Recommendation: Demonstrate parents making gun safety inquiries of other households where their children visit, asking about storage, accessibility and so on.

The article does not list an example but I caught an episode of the short lived series "The Education of Max Bickford" where the main character, played by Richard Dreyfuss, forbade his son to play w/ a neighbor who lets the boys plink at cans.

There are multiple other 'Tips' made including showing 'cool' kids make negative remarks about guns, regurgitate Joyce Foundation provided statistics in scripts, etc.

Then there's also classic examples of movies and the media blatantly fabricating information about guns like the Glock 17 in Die Hard 2 being able to defeat airport screeners and a 'Teflon Bullet" in Lethal Weapon 3 (that series again) penetrating several inches of steel plating. All legal for sale to those accident prone civilians.

I bring this up again since the other night the wife turned on one of those truly awful ghost finding shows and the thing was set in an abandoned WWII era Remington Arms factory where a few people died in accidents (7 people were an 'epic' number of deaths) . The hosts kept going on and on about the 'hundreds of thousands of people' who died because of the products designed for death and all the 'negative' energy of the place.

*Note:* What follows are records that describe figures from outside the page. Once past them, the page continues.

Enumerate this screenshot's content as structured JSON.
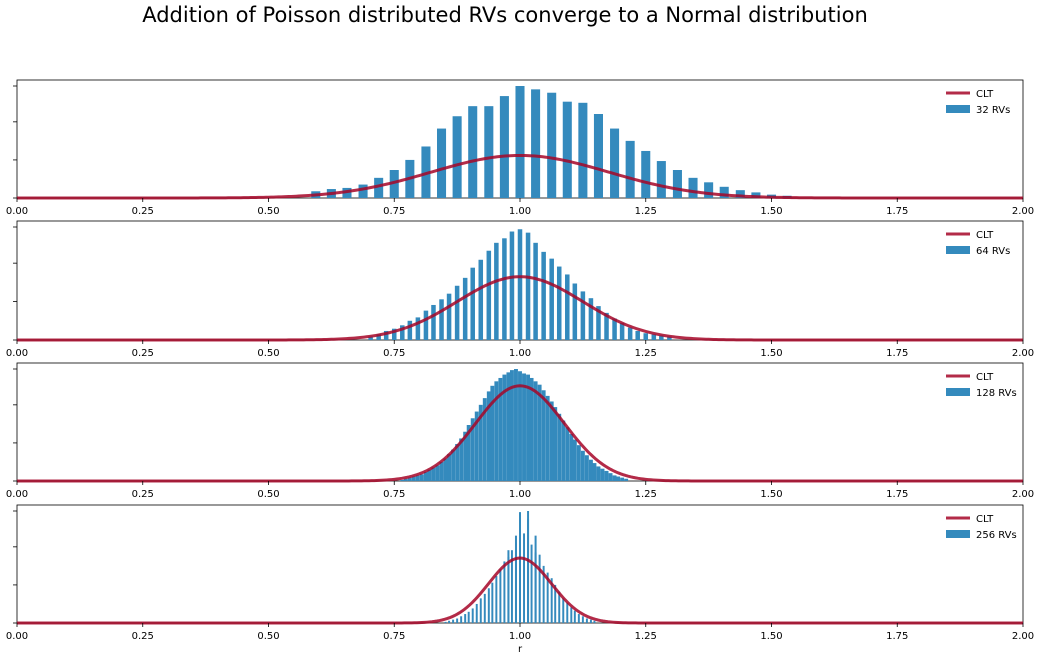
{
  "title": "Addition of Poisson distributed RVs converge to a Normal distribution",
  "colors": {
    "bars": "#348abd",
    "curve": "#a60628"
  },
  "chart_data": [
    {
      "type": "bar+line",
      "xlim": [
        0,
        2
      ],
      "xticks": [
        "0.00",
        "0.25",
        "0.50",
        "0.75",
        "1.00",
        "1.25",
        "1.50",
        "1.75",
        "2.00"
      ],
      "xlabel": "r",
      "legend": {
        "position": "top-right",
        "entries": [
          "CLT",
          "32 RVs"
        ]
      },
      "n": 32,
      "curve": {
        "name": "CLT",
        "mu": 1.0,
        "sigma": 0.177,
        "peak_frac": 0.38
      },
      "bins": [
        [
          0.594,
          0.06
        ],
        [
          0.625,
          0.08
        ],
        [
          0.656,
          0.09
        ],
        [
          0.688,
          0.12
        ],
        [
          0.719,
          0.18
        ],
        [
          0.75,
          0.25
        ],
        [
          0.781,
          0.34
        ],
        [
          0.813,
          0.46
        ],
        [
          0.844,
          0.62
        ],
        [
          0.875,
          0.73
        ],
        [
          0.906,
          0.82
        ],
        [
          0.938,
          0.82
        ],
        [
          0.969,
          0.91
        ],
        [
          1.0,
          1.0
        ],
        [
          1.031,
          0.97
        ],
        [
          1.063,
          0.94
        ],
        [
          1.094,
          0.86
        ],
        [
          1.125,
          0.85
        ],
        [
          1.156,
          0.75
        ],
        [
          1.188,
          0.62
        ],
        [
          1.219,
          0.51
        ],
        [
          1.25,
          0.42
        ],
        [
          1.281,
          0.33
        ],
        [
          1.313,
          0.25
        ],
        [
          1.344,
          0.18
        ],
        [
          1.375,
          0.14
        ],
        [
          1.406,
          0.1
        ],
        [
          1.438,
          0.07
        ],
        [
          1.469,
          0.05
        ],
        [
          1.5,
          0.03
        ],
        [
          1.531,
          0.02
        ]
      ],
      "bar_width": 0.018
    },
    {
      "type": "bar+line",
      "xlim": [
        0,
        2
      ],
      "xticks": [
        "0.00",
        "0.25",
        "0.50",
        "0.75",
        "1.00",
        "1.25",
        "1.50",
        "1.75",
        "2.00"
      ],
      "xlabel": "r",
      "legend": {
        "position": "top-right",
        "entries": [
          "CLT",
          "64 RVs"
        ]
      },
      "n": 64,
      "curve": {
        "name": "CLT",
        "mu": 1.0,
        "sigma": 0.125,
        "peak_frac": 0.56
      },
      "bins": [
        [
          0.703,
          0.03
        ],
        [
          0.719,
          0.05
        ],
        [
          0.734,
          0.08
        ],
        [
          0.75,
          0.1
        ],
        [
          0.766,
          0.13
        ],
        [
          0.781,
          0.17
        ],
        [
          0.797,
          0.2
        ],
        [
          0.813,
          0.26
        ],
        [
          0.828,
          0.31
        ],
        [
          0.844,
          0.36
        ],
        [
          0.859,
          0.41
        ],
        [
          0.875,
          0.48
        ],
        [
          0.891,
          0.55
        ],
        [
          0.906,
          0.64
        ],
        [
          0.922,
          0.71
        ],
        [
          0.938,
          0.79
        ],
        [
          0.953,
          0.86
        ],
        [
          0.969,
          0.9
        ],
        [
          0.984,
          0.96
        ],
        [
          1.0,
          0.98
        ],
        [
          1.016,
          0.95
        ],
        [
          1.031,
          0.86
        ],
        [
          1.047,
          0.78
        ],
        [
          1.063,
          0.72
        ],
        [
          1.078,
          0.65
        ],
        [
          1.094,
          0.58
        ],
        [
          1.109,
          0.5
        ],
        [
          1.125,
          0.43
        ],
        [
          1.141,
          0.37
        ],
        [
          1.156,
          0.3
        ],
        [
          1.172,
          0.24
        ],
        [
          1.188,
          0.19
        ],
        [
          1.203,
          0.15
        ],
        [
          1.219,
          0.11
        ],
        [
          1.234,
          0.08
        ],
        [
          1.25,
          0.06
        ],
        [
          1.266,
          0.05
        ],
        [
          1.281,
          0.04
        ],
        [
          1.297,
          0.03
        ]
      ],
      "bar_width": 0.009
    },
    {
      "type": "bar+line",
      "xlim": [
        0,
        2
      ],
      "xticks": [
        "0.00",
        "0.25",
        "0.50",
        "0.75",
        "1.00",
        "1.25",
        "1.50",
        "1.75",
        "2.00"
      ],
      "xlabel": "r",
      "legend": {
        "position": "top-right",
        "entries": [
          "CLT",
          "128 RVs"
        ]
      },
      "n": 128,
      "curve": {
        "name": "CLT",
        "mu": 1.0,
        "sigma": 0.088,
        "peak_frac": 0.85
      },
      "bins": [
        [
          0.766,
          0.01
        ],
        [
          0.773,
          0.02
        ],
        [
          0.781,
          0.03
        ],
        [
          0.789,
          0.04
        ],
        [
          0.797,
          0.05
        ],
        [
          0.805,
          0.06
        ],
        [
          0.813,
          0.08
        ],
        [
          0.82,
          0.1
        ],
        [
          0.828,
          0.12
        ],
        [
          0.836,
          0.14
        ],
        [
          0.844,
          0.17
        ],
        [
          0.852,
          0.2
        ],
        [
          0.859,
          0.24
        ],
        [
          0.867,
          0.28
        ],
        [
          0.875,
          0.33
        ],
        [
          0.883,
          0.38
        ],
        [
          0.891,
          0.44
        ],
        [
          0.898,
          0.5
        ],
        [
          0.906,
          0.56
        ],
        [
          0.914,
          0.62
        ],
        [
          0.922,
          0.68
        ],
        [
          0.93,
          0.74
        ],
        [
          0.938,
          0.8
        ],
        [
          0.945,
          0.85
        ],
        [
          0.953,
          0.89
        ],
        [
          0.961,
          0.92
        ],
        [
          0.969,
          0.95
        ],
        [
          0.977,
          0.97
        ],
        [
          0.984,
          0.99
        ],
        [
          0.992,
          1.0
        ],
        [
          1.0,
          0.98
        ],
        [
          1.008,
          0.96
        ],
        [
          1.016,
          0.95
        ],
        [
          1.023,
          0.92
        ],
        [
          1.031,
          0.89
        ],
        [
          1.039,
          0.86
        ],
        [
          1.047,
          0.81
        ],
        [
          1.055,
          0.76
        ],
        [
          1.063,
          0.71
        ],
        [
          1.07,
          0.66
        ],
        [
          1.078,
          0.6
        ],
        [
          1.086,
          0.54
        ],
        [
          1.094,
          0.48
        ],
        [
          1.102,
          0.42
        ],
        [
          1.109,
          0.37
        ],
        [
          1.117,
          0.32
        ],
        [
          1.125,
          0.27
        ],
        [
          1.133,
          0.23
        ],
        [
          1.141,
          0.19
        ],
        [
          1.148,
          0.16
        ],
        [
          1.156,
          0.13
        ],
        [
          1.164,
          0.11
        ],
        [
          1.172,
          0.09
        ],
        [
          1.18,
          0.07
        ],
        [
          1.188,
          0.05
        ],
        [
          1.195,
          0.04
        ],
        [
          1.203,
          0.03
        ],
        [
          1.211,
          0.02
        ]
      ],
      "bar_width": 0.0078
    },
    {
      "type": "bar+line",
      "xlim": [
        0,
        2
      ],
      "xticks": [
        "0.00",
        "0.25",
        "0.50",
        "0.75",
        "1.00",
        "1.25",
        "1.50",
        "1.75",
        "2.00"
      ],
      "xlabel": "r",
      "legend": {
        "position": "top-right",
        "entries": [
          "CLT",
          "256 RVs"
        ]
      },
      "n": 256,
      "curve": {
        "name": "CLT",
        "mu": 1.0,
        "sigma": 0.0625,
        "peak_frac": 0.58
      },
      "bins": [
        [
          0.852,
          0.01
        ],
        [
          0.859,
          0.02
        ],
        [
          0.867,
          0.03
        ],
        [
          0.875,
          0.04
        ],
        [
          0.883,
          0.06
        ],
        [
          0.891,
          0.08
        ],
        [
          0.898,
          0.1
        ],
        [
          0.906,
          0.13
        ],
        [
          0.914,
          0.17
        ],
        [
          0.922,
          0.22
        ],
        [
          0.93,
          0.26
        ],
        [
          0.938,
          0.31
        ],
        [
          0.945,
          0.36
        ],
        [
          0.953,
          0.42
        ],
        [
          0.961,
          0.48
        ],
        [
          0.969,
          0.55
        ],
        [
          0.977,
          0.59
        ],
        [
          0.984,
          0.65
        ],
        [
          0.992,
          0.72
        ],
        [
          1.0,
          0.73
        ],
        [
          1.008,
          0.8
        ],
        [
          1.016,
          0.93
        ],
        [
          1.023,
          0.7
        ],
        [
          1.031,
          0.63
        ],
        [
          1.039,
          0.61
        ],
        [
          1.047,
          0.51
        ],
        [
          1.055,
          0.45
        ],
        [
          1.063,
          0.4
        ],
        [
          1.07,
          0.34
        ],
        [
          1.078,
          0.28
        ],
        [
          1.086,
          0.22
        ],
        [
          1.094,
          0.18
        ],
        [
          1.102,
          0.14
        ],
        [
          1.109,
          0.11
        ],
        [
          1.117,
          0.08
        ],
        [
          1.125,
          0.06
        ],
        [
          1.133,
          0.04
        ],
        [
          1.141,
          0.03
        ],
        [
          1.148,
          0.02
        ]
      ],
      "spikes": [
        [
          0.977,
          0.65
        ],
        [
          0.992,
          0.78
        ],
        [
          1.0,
          0.99
        ],
        [
          1.016,
          1.0
        ],
        [
          1.031,
          0.78
        ]
      ],
      "bar_width": 0.0039
    }
  ]
}
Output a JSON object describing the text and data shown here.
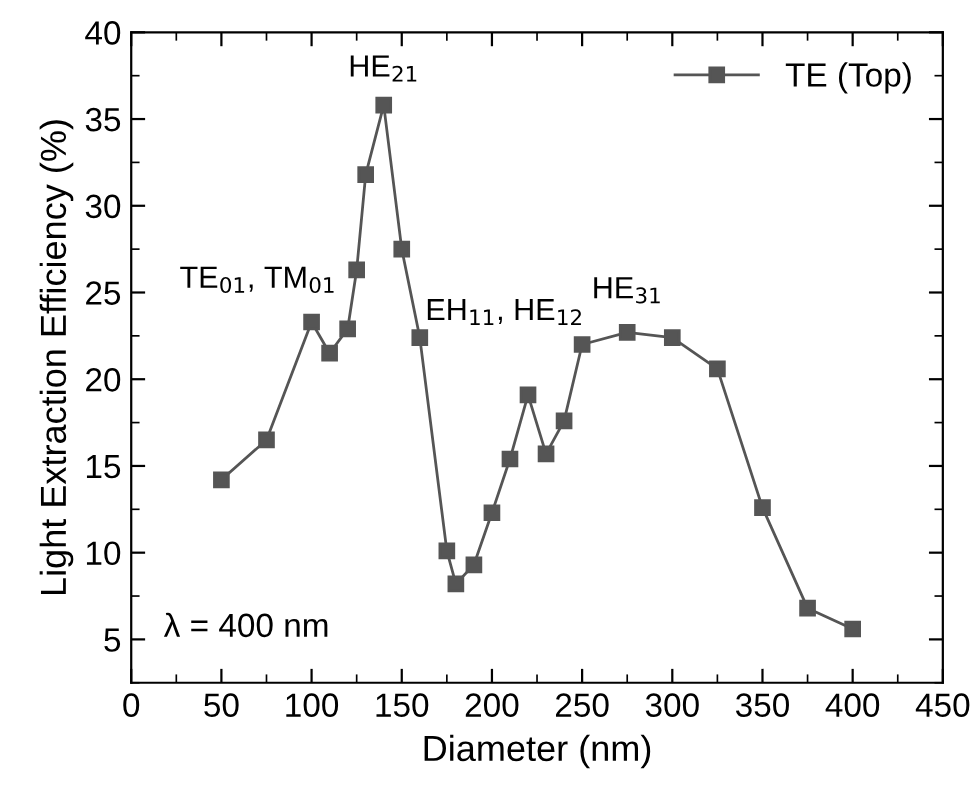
{
  "chart_data": {
    "type": "line",
    "xlabel": "Diameter (nm)",
    "ylabel": "Light Extraction Efficiency (%)",
    "x": [
      50,
      75,
      100,
      110,
      120,
      125,
      130,
      140,
      150,
      160,
      175,
      180,
      190,
      200,
      210,
      220,
      230,
      240,
      250,
      275,
      300,
      325,
      350,
      375,
      400
    ],
    "series": [
      {
        "name": "TE (Top)",
        "color": "#555555",
        "values": [
          14.2,
          16.5,
          23.3,
          21.5,
          22.9,
          26.3,
          31.8,
          35.8,
          27.5,
          22.4,
          10.1,
          8.2,
          9.3,
          12.3,
          15.4,
          19.1,
          15.7,
          17.6,
          22.0,
          22.7,
          22.4,
          20.6,
          12.6,
          6.8,
          5.6
        ]
      }
    ],
    "xlim": [
      0,
      450
    ],
    "ylim": [
      2.5,
      40
    ],
    "xticks": [
      0,
      50,
      100,
      150,
      200,
      250,
      300,
      350,
      400,
      450
    ],
    "yticks": [
      5,
      10,
      15,
      20,
      25,
      30,
      35,
      40
    ],
    "annotations": [
      {
        "text": "TE$_{01}$, TM$_{01}$",
        "x": 100,
        "y": 23.3
      },
      {
        "text": "HE$_{21}$",
        "x": 140,
        "y": 35.8
      },
      {
        "text": "EH$_{11}$, HE$_{12}$",
        "x": 160,
        "y": 22.4
      },
      {
        "text": "HE$_{31}$",
        "x": 275,
        "y": 22.7
      },
      "λ = 400 nm"
    ],
    "marker": "square",
    "line_style": "solid",
    "legend": "top right",
    "grid": false
  }
}
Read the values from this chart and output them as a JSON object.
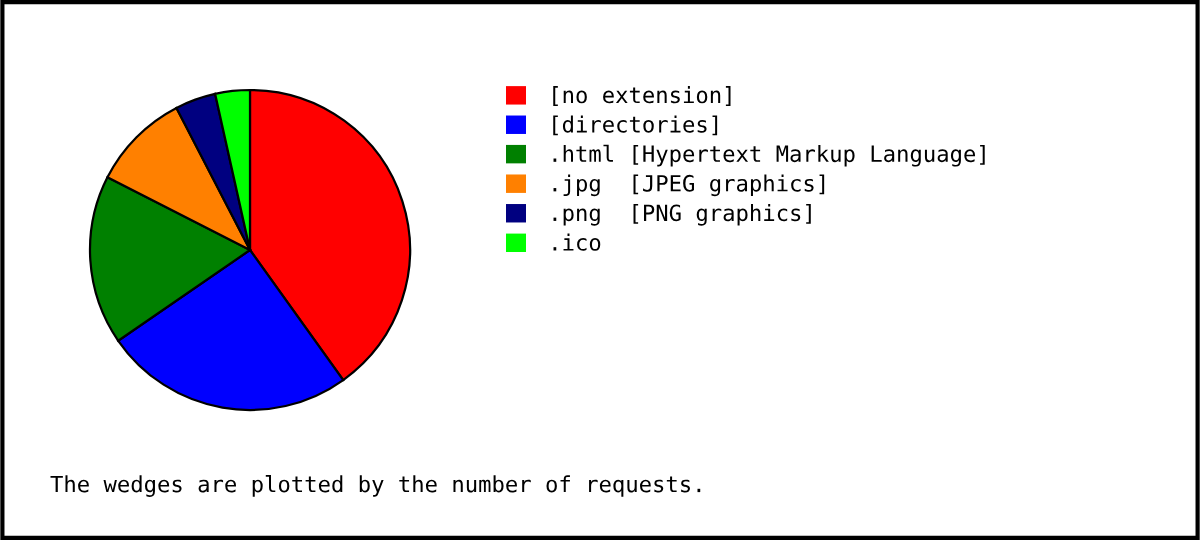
{
  "chart_data": {
    "type": "pie",
    "categories": [
      "[no extension]",
      "[directories]",
      ".html [Hypertext Markup Language]",
      ".jpg  [JPEG graphics]",
      ".png  [PNG graphics]",
      ".ico"
    ],
    "values": [
      40.1,
      25.3,
      17.1,
      9.9,
      4.1,
      3.5
    ],
    "colors": [
      "#ff0000",
      "#0000ff",
      "#008000",
      "#ff8000",
      "#000080",
      "#00ff00"
    ],
    "legend": "right",
    "annotations": [
      "The wedges are plotted by the number of requests."
    ]
  }
}
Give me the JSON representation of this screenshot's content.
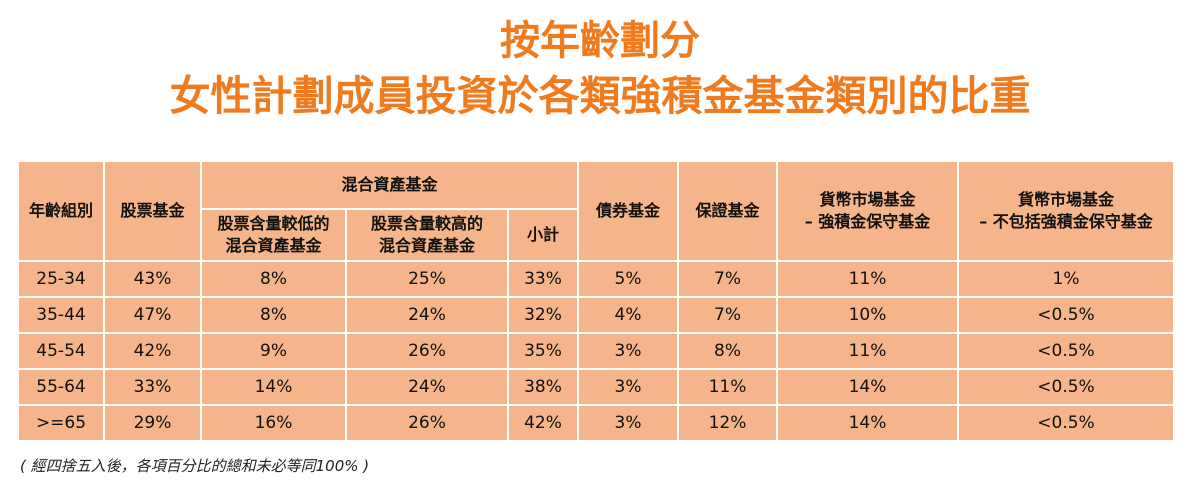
{
  "header": {
    "title_lines": [
      "按年齡劃分",
      "女性計劃成員投資於各類強積金基金類別的比重"
    ]
  },
  "table": {
    "top_headers": [
      "年齡組別",
      "股票基金",
      "混合資產基金",
      "債券基金",
      "保證基金",
      [
        "貨幣市場基金",
        "– 強積金保守基金"
      ],
      [
        "貨幣市場基金",
        "– 不包括強積金保守基金"
      ]
    ],
    "sub_headers": [
      [
        "股票含量較低的",
        "混合資產基金"
      ],
      [
        "股票含量較高的",
        "混合資產基金"
      ],
      "小計"
    ],
    "rows": [
      [
        "25-34",
        "43%",
        "8%",
        "25%",
        "33%",
        "5%",
        "7%",
        "11%",
        "1%"
      ],
      [
        "35-44",
        "47%",
        "8%",
        "24%",
        "32%",
        "4%",
        "7%",
        "10%",
        "<0.5%"
      ],
      [
        "45-54",
        "42%",
        "9%",
        "26%",
        "35%",
        "3%",
        "8%",
        "11%",
        "<0.5%"
      ],
      [
        "55-64",
        "33%",
        "14%",
        "24%",
        "38%",
        "3%",
        "11%",
        "14%",
        "<0.5%"
      ],
      [
        ">=65",
        "29%",
        "16%",
        "26%",
        "42%",
        "3%",
        "12%",
        "14%",
        "<0.5%"
      ]
    ]
  },
  "footnote": "( 經四捨五入後，各項百分比的總和未必等同100% )"
}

A question during an interview of a former employee.... "Was it like being in Hell working here?"

It didn't stay on long.

4 comments:

Anonymous said...

I had wanted to see that show, only because I currently live a few miles away from that old munitions factory. After reading a review in the local paper, I didn't bother watching. Turn-off quote from review: "In these buildings, they made things that killed people!” gushes Goodwin. “... This is where violence was manufactured, where violence was sown, where violence was reaped!”

Chas said...

I watched the movie "Gun Crazy" from 1949 last night. It was written by blacklisted communist, Dalton Trumbo, who had also written "Johnny Got His Gun". The commies have been propagandizing us for a long time. Good movie though, very well done, I recommend it.

hazmat said...

I watch Law and Order SVU quite a bit and have seen the anti-gun posters in the backgrounds of several scenes. Of course they always discourage the lowly victims of the crimes depicted of actually doing anything about them and have prosecuted those that have.

On the other side of the argument, I would like to bring up an episode of "The Unit" where one of the wives was attacked by a stalker at the radio station where she worked. One of the other wives had a CCW in her purse and used it to successfully bring about a happy ending for the good guys, even though the station manager was pissing his pants about her having it.

Mike Gallo said...

Actually, that episode of The Unit was even better than that. The anti-gun hippy station manager is the one who retrieves the gun and scares off the bad guy, having his cathartic moment and realizeing the error of his prior thinking on the matter.

There's also another great episode with Snake Doctor (the actor that does the car insurance commercials) and his daughter camping, where the daughter uses a gun to kill a snake that was going to bite her dad, and then his daughter takes a gun from her dad for protection on her way home (he leaves her in the forest to get home herself as a character building exercise). He finds out she took it after he admonishes her for hitchhiking, as it is dangerous, and she tells him she wasn't concerned because she was armed and prepared to defend herself.